If New Orleans had to have the eye of a hurricane pass within 100 miles of the center of town, it couldn’t have done better than Hurricane Gustav, the Category 2 storm that hit the area Sept. 1.

Local apartment owners are relieved to report no major damage, despite winds that topped 110 miles per hour and waters that spilled over the floodwalls around the city’s Industrial Canal. Enterprise Community Investment, Inc., asset-manages more than 3,000 affordable apartments in the New Orleans area. None of them were damaged in the storm.

“I don’t think we got hurt at all,” said Pres Kabacoff, CEO of local affordable developer HRI Properties, which operates more than 1,800 apartments in the area. Even HRI’s Bonne Terre Village, an affordable seniors community located in Houma, La., near the path of the eye of the storm, only suffered minor damage, including an overturned wooden fence. Other buildings in the area lost roofs to wind or falling trees, according to local apartment managers.

New Orleans was spared major flooding because its levee system, which is still being repaired and upgraded by the Army Corps of Engineers, held waters back. Water standing in the streets from heavy rainfall in some areas was quickly pumped away. Local apartment experts hope the Army Corps of Engineers will raise floodwalls even higher around the Industrial Canal, which were just barely high enough. Waves pushed some water over the top.
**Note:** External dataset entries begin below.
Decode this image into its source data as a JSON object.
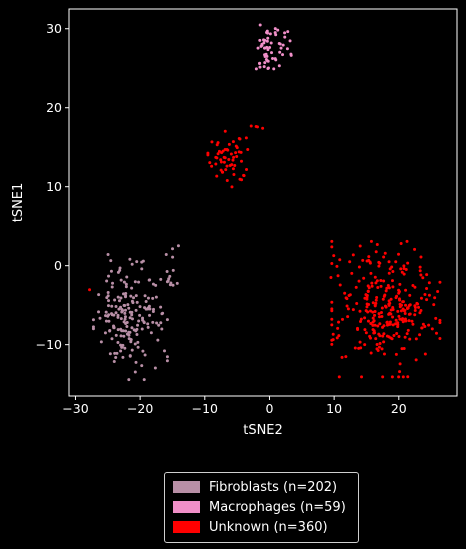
{
  "chart_data": {
    "type": "scatter",
    "xlabel": "tSNE2",
    "ylabel": "tSNE1",
    "xlim": [
      -31,
      29
    ],
    "ylim": [
      -16.5,
      32.5
    ],
    "xticks": [
      -30,
      -20,
      -10,
      0,
      10,
      20
    ],
    "yticks": [
      -10,
      0,
      10,
      20,
      30
    ],
    "grid": false,
    "legend_position": "bottom-center",
    "series": [
      {
        "name": "Fibroblasts (n=202)",
        "color": "#b88fa6",
        "clusters": [
          {
            "center": [
              -21.5,
              -6.5
            ],
            "spread": [
              2.6,
              3.6
            ],
            "n": 190
          },
          {
            "center": [
              -15.0,
              -1.0
            ],
            "spread": [
              0.5,
              1.6
            ],
            "n": 12
          }
        ]
      },
      {
        "name": "Macrophages (n=59)",
        "color": "#f08fc8",
        "clusters": [
          {
            "center": [
              0.5,
              28.0
            ],
            "spread": [
              1.3,
              1.4
            ],
            "n": 52
          },
          {
            "center": [
              -1.0,
              25.5
            ],
            "spread": [
              0.8,
              0.5
            ],
            "n": 7
          }
        ]
      },
      {
        "name": "Unknown (n=360)",
        "color": "#ff0000",
        "clusters": [
          {
            "center": [
              18.0,
              -5.5
            ],
            "spread": [
              3.8,
              3.9
            ],
            "n": 296
          },
          {
            "center": [
              -6.0,
              13.5
            ],
            "spread": [
              1.6,
              1.6
            ],
            "n": 58
          },
          {
            "center": [
              -1.5,
              17.6
            ],
            "spread": [
              0.6,
              0.2
            ],
            "n": 4
          },
          {
            "center": [
              -27.8,
              -3.0
            ],
            "spread": [
              0.1,
              0.1
            ],
            "n": 1
          },
          {
            "center": [
              9.5,
              -1.5
            ],
            "spread": [
              0.1,
              0.1
            ],
            "n": 1
          }
        ]
      }
    ]
  }
}
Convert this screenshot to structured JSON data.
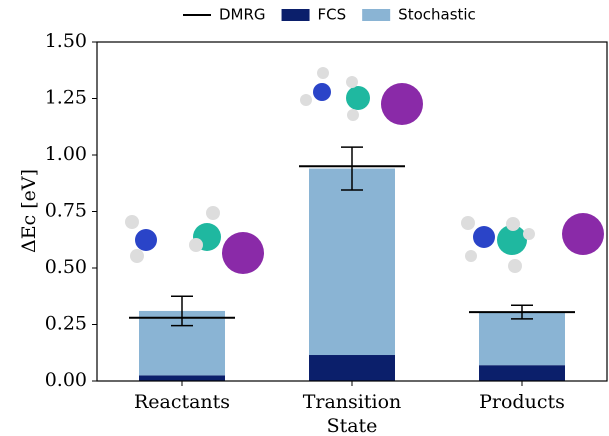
{
  "chart_data": {
    "type": "stacked-bar",
    "ylabel": "ΔEc [eV]",
    "categories": [
      "Reactants",
      "Transition State",
      "Products"
    ],
    "series": [
      {
        "name": "FCS",
        "color": "#0b1f6b",
        "values": [
          0.025,
          0.115,
          0.07
        ]
      },
      {
        "name": "Stochastic",
        "color": "#8ab4d4",
        "values": [
          0.285,
          0.825,
          0.235
        ],
        "errors": [
          0.065,
          0.095,
          0.03
        ]
      }
    ],
    "reference": {
      "name": "DMRG",
      "color": "#000000",
      "values": [
        0.28,
        0.95,
        0.305
      ]
    },
    "ylim": [
      0,
      1.5
    ],
    "yticks": [
      {
        "value": 0,
        "label": "0.00"
      },
      {
        "value": 0.25,
        "label": "0.25"
      },
      {
        "value": 0.5,
        "label": "0.50"
      },
      {
        "value": 0.75,
        "label": "0.75"
      },
      {
        "value": 1,
        "label": "1.00"
      },
      {
        "value": 1.25,
        "label": "1.25"
      },
      {
        "value": 1.5,
        "label": "1.50"
      }
    ],
    "legend": "top"
  }
}
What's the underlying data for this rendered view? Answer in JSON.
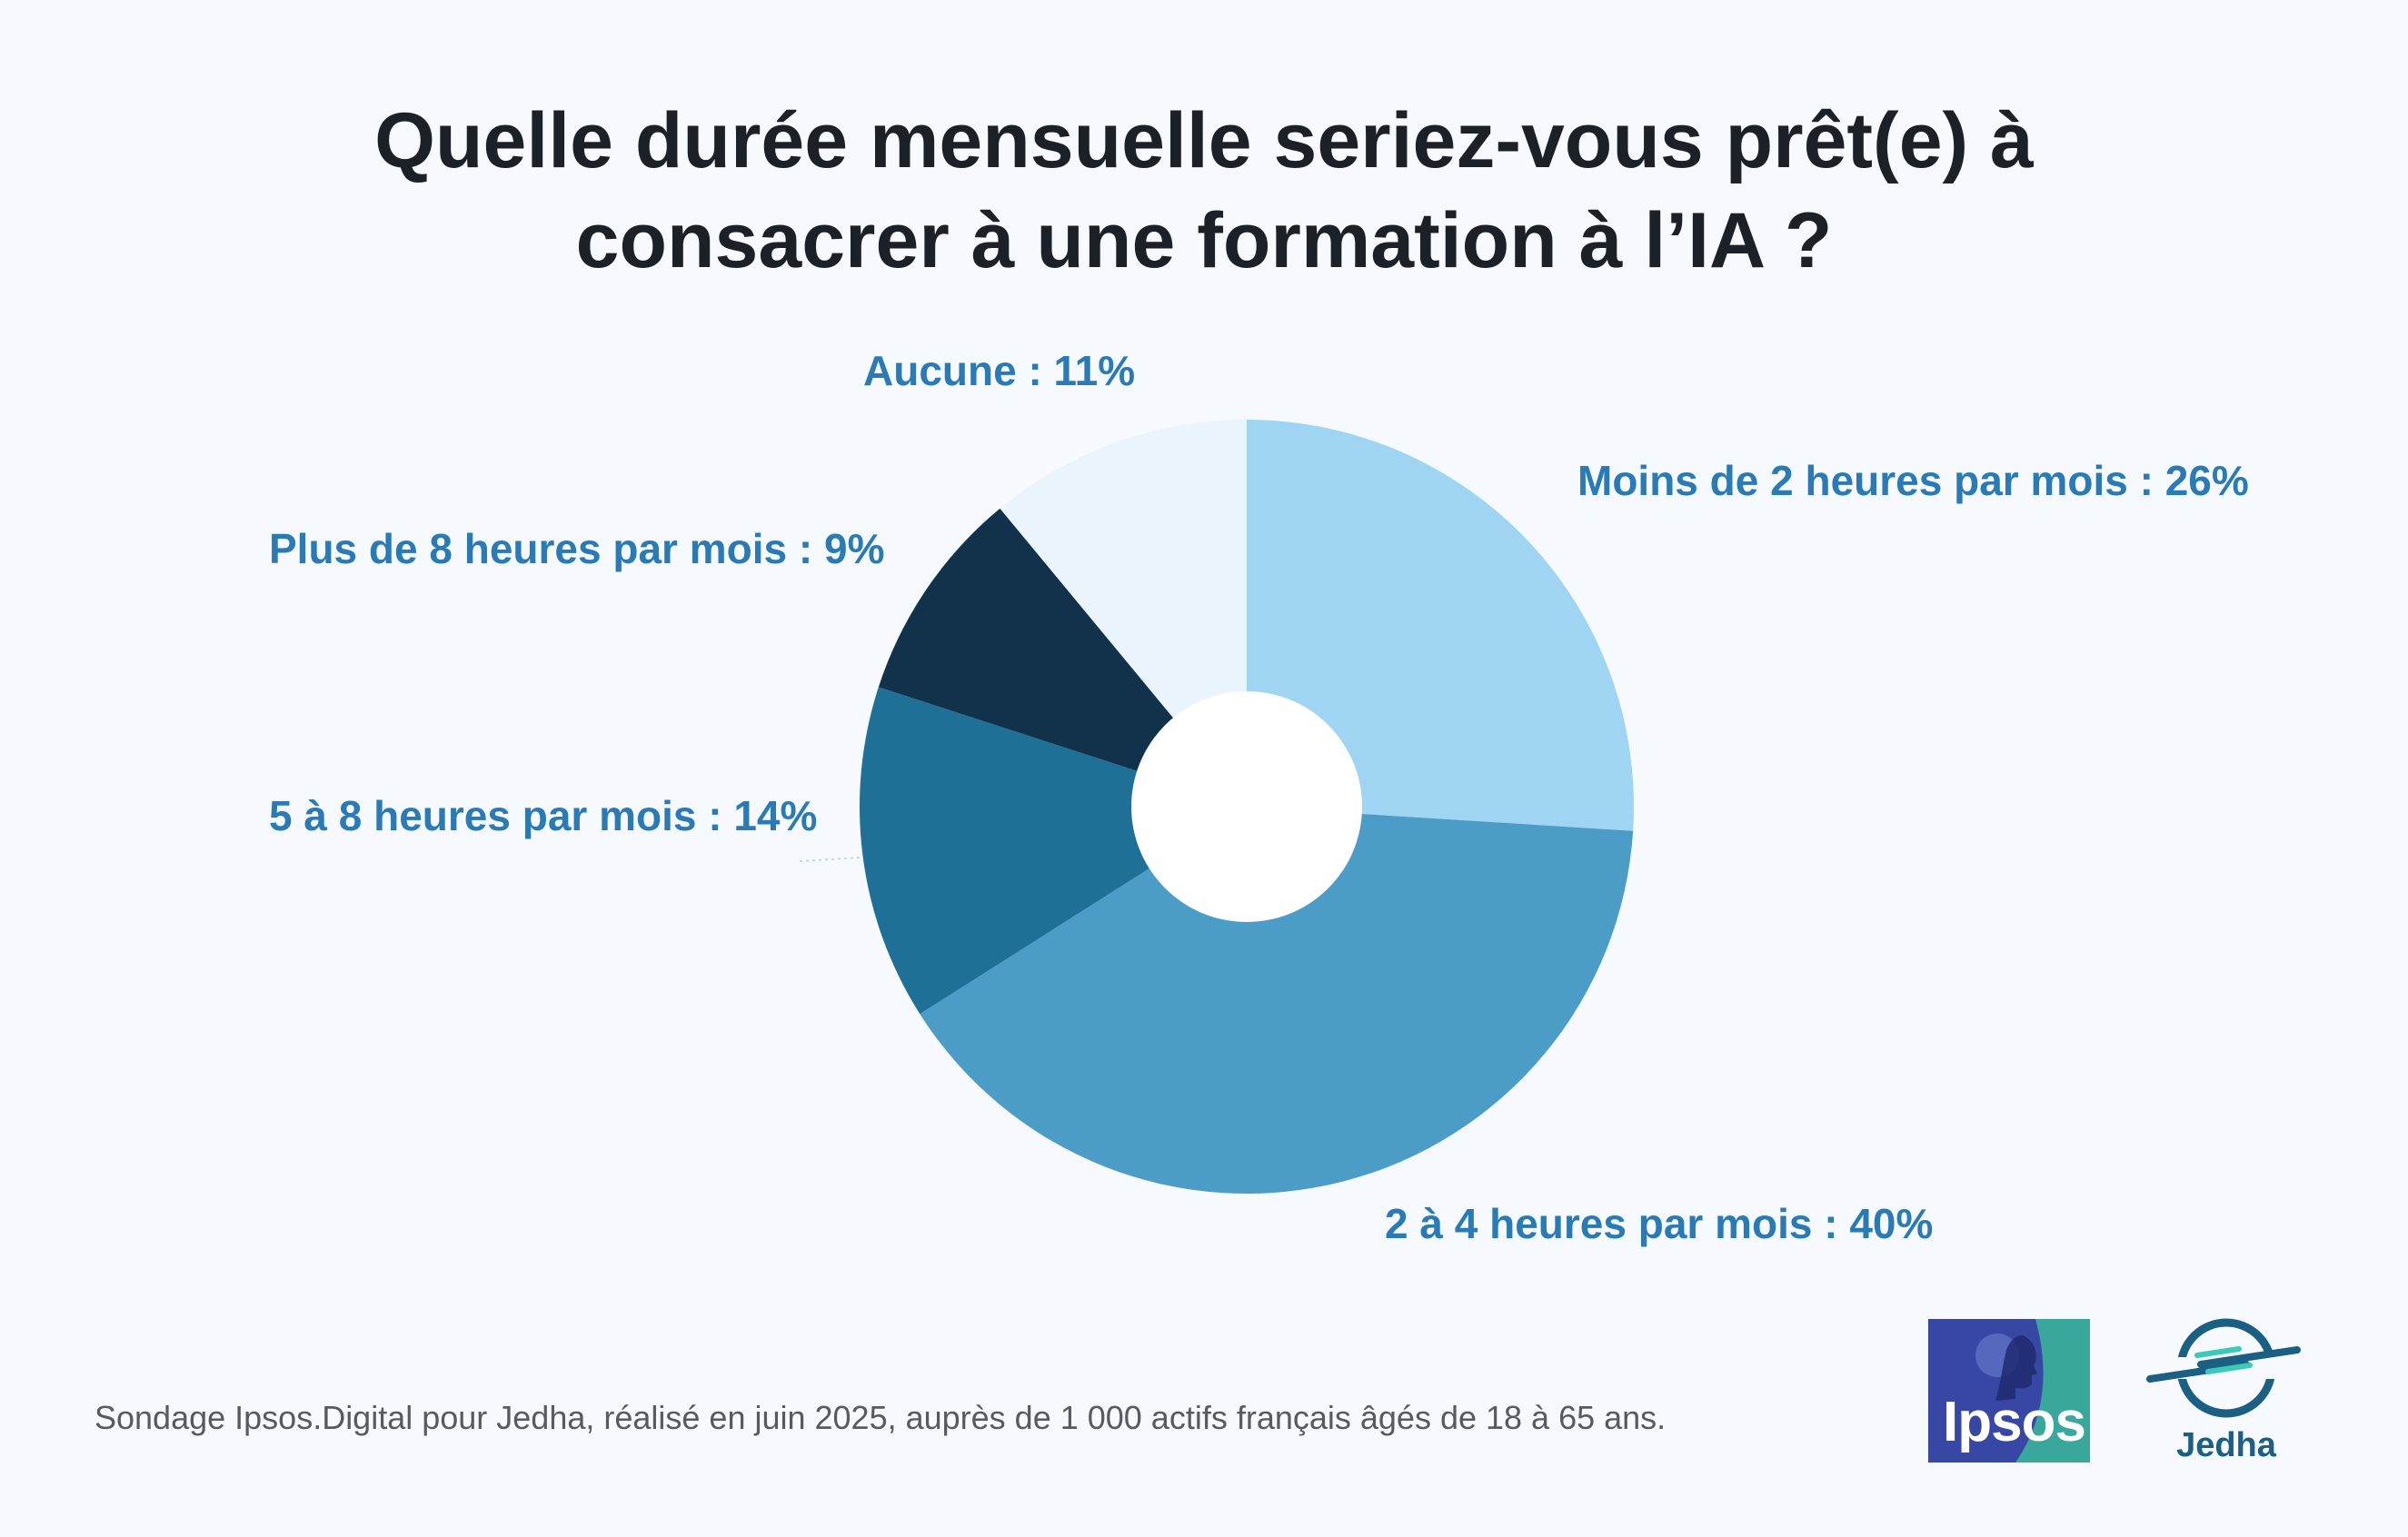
{
  "title_lines": [
    "Quelle durée mensuelle seriez-vous prêt(e) à",
    "consacrer à une formation à l’IA ?"
  ],
  "chart_data": {
    "type": "pie",
    "donut": true,
    "title": "Quelle durée mensuelle seriez-vous prêt(e) à consacrer à une formation à l’IA ?",
    "categories": [
      "Moins de 2 heures par mois",
      "2 à 4 heures par mois",
      "5 à 8 heures par mois",
      "Plus de 8 heures par mois",
      "Aucune"
    ],
    "values": [
      26,
      40,
      14,
      9,
      11
    ],
    "unit": "%",
    "colors": [
      "#a0d4f3",
      "#4c9cc8",
      "#1e7097",
      "#11324a",
      "#eaf4fc"
    ],
    "labels": [
      "Moins de 2 heures par mois : 26%",
      "2 à 4 heures par mois : 40%",
      "5 à 8 heures par mois : 14%",
      "Plus de 8 heures par mois : 9%",
      "Aucune : 11%"
    ]
  },
  "source": "Sondage Ipsos.Digital pour Jedha, réalisé en juin 2025, auprès de 1 000 actifs français âgés de 18 à 65 ans.",
  "logos": {
    "ipsos": "Ipsos",
    "jedha": "Jedha"
  }
}
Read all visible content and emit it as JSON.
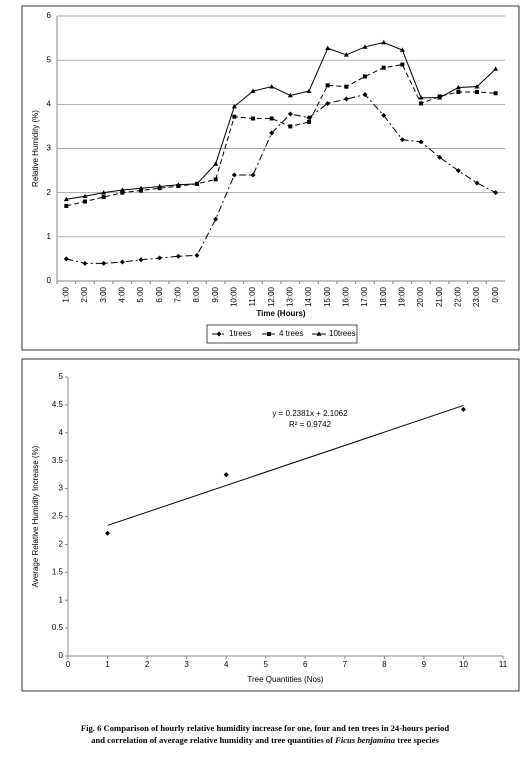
{
  "chart_data": [
    {
      "type": "line",
      "y_label": "Relative Humidity (%)",
      "x_label": "Time (Hours)",
      "categories": [
        "1:00",
        "2:00",
        "3:00",
        "4:00",
        "5:00",
        "6:00",
        "7:00",
        "8:00",
        "9:00",
        "10:00",
        "11:00",
        "12:00",
        "13:00",
        "14:00",
        "15:00",
        "16:00",
        "17:00",
        "18:00",
        "19:00",
        "20:00",
        "21:00",
        "22:00",
        "23:00",
        "0:00"
      ],
      "series": [
        {
          "name": "1trees",
          "color": "#000000",
          "dash": "7 3 2 3",
          "marker": "diamond",
          "values": [
            0.5,
            0.4,
            0.4,
            0.43,
            0.48,
            0.52,
            0.56,
            0.58,
            1.4,
            2.4,
            2.4,
            3.35,
            3.78,
            3.7,
            4.02,
            4.12,
            4.22,
            3.75,
            3.2,
            3.15,
            2.8,
            2.5,
            2.22,
            2.0
          ]
        },
        {
          "name": "4 trees",
          "color": "#000000",
          "dash": "5 3",
          "marker": "square",
          "values": [
            1.7,
            1.8,
            1.9,
            2.0,
            2.05,
            2.1,
            2.15,
            2.2,
            2.3,
            3.72,
            3.68,
            3.68,
            3.5,
            3.6,
            4.43,
            4.4,
            4.63,
            4.83,
            4.9,
            4.02,
            4.18,
            4.28,
            4.28,
            4.25
          ]
        },
        {
          "name": "10trees",
          "color": "#000000",
          "dash": "none",
          "marker": "triangle",
          "values": [
            1.85,
            1.92,
            2.0,
            2.06,
            2.1,
            2.14,
            2.18,
            2.2,
            2.65,
            3.95,
            4.3,
            4.4,
            4.2,
            4.3,
            5.27,
            5.12,
            5.3,
            5.4,
            5.23,
            4.15,
            4.15,
            4.38,
            4.4,
            4.8
          ]
        }
      ],
      "ylim": [
        0,
        6
      ],
      "yticks": [
        0,
        1,
        2,
        3,
        4,
        5,
        6
      ],
      "grid": true,
      "legend": "bottom"
    },
    {
      "type": "scatter",
      "y_label": "Average Relative Humidity Increase (%)",
      "x_label": "Tree Quantities (Nos)",
      "x": [
        1,
        4,
        10
      ],
      "values": [
        2.2,
        3.25,
        4.42
      ],
      "color": "#000000",
      "trendline": {
        "x": [
          1,
          10
        ],
        "y": [
          2.34,
          4.49
        ]
      },
      "annotations": [
        "y = 0.2381x + 2.1062",
        "R² = 0.9742"
      ],
      "xlim": [
        0,
        11
      ],
      "xticks": [
        0,
        1,
        2,
        3,
        4,
        5,
        6,
        7,
        8,
        9,
        10,
        11
      ],
      "ylim": [
        0,
        5
      ],
      "yticks": [
        0,
        0.5,
        1,
        1.5,
        2,
        2.5,
        3,
        3.5,
        4,
        4.5,
        5
      ],
      "grid": false
    }
  ],
  "caption": {
    "line1": "Fig. 6 Comparison of hourly relative humidity increase for one, four and ten trees in 24-hours period",
    "line2_before": "and correlation of average relative humidity and tree quantities of ",
    "line2_italic": "Ficus  benjamina",
    "line2_after": " tree species"
  }
}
“We survived a Category 2, but barely,” said Kabacoff. “Had Gustav been a Category 3, 4, or 5 storm, we would have had serious damage.”

Nearly 2 million people evacuated from south Louisiana in the days before Gustav’s arrival. That made many apartment managers anxious since about one in five apartments in the area was broken into during the days before and after Hurricane Katrina, according to the New Orleans Apartment Association. This time, however, managers reported no looting of their buildings, thanks in large part to security provided to the empty city by local law enforcement.

“Every couple of blocks there would be a police car with its lights on or a Humvee from the National Guard,” said David Abbenante, president of HRI Management and president of the apartment association. “The place was locked down.”

By Sept. 4, residents were returning to the city, although power was still out for much of the state. Gustav, meanwhile, had weakened to a tropical depression and was traveling north through the Midwest.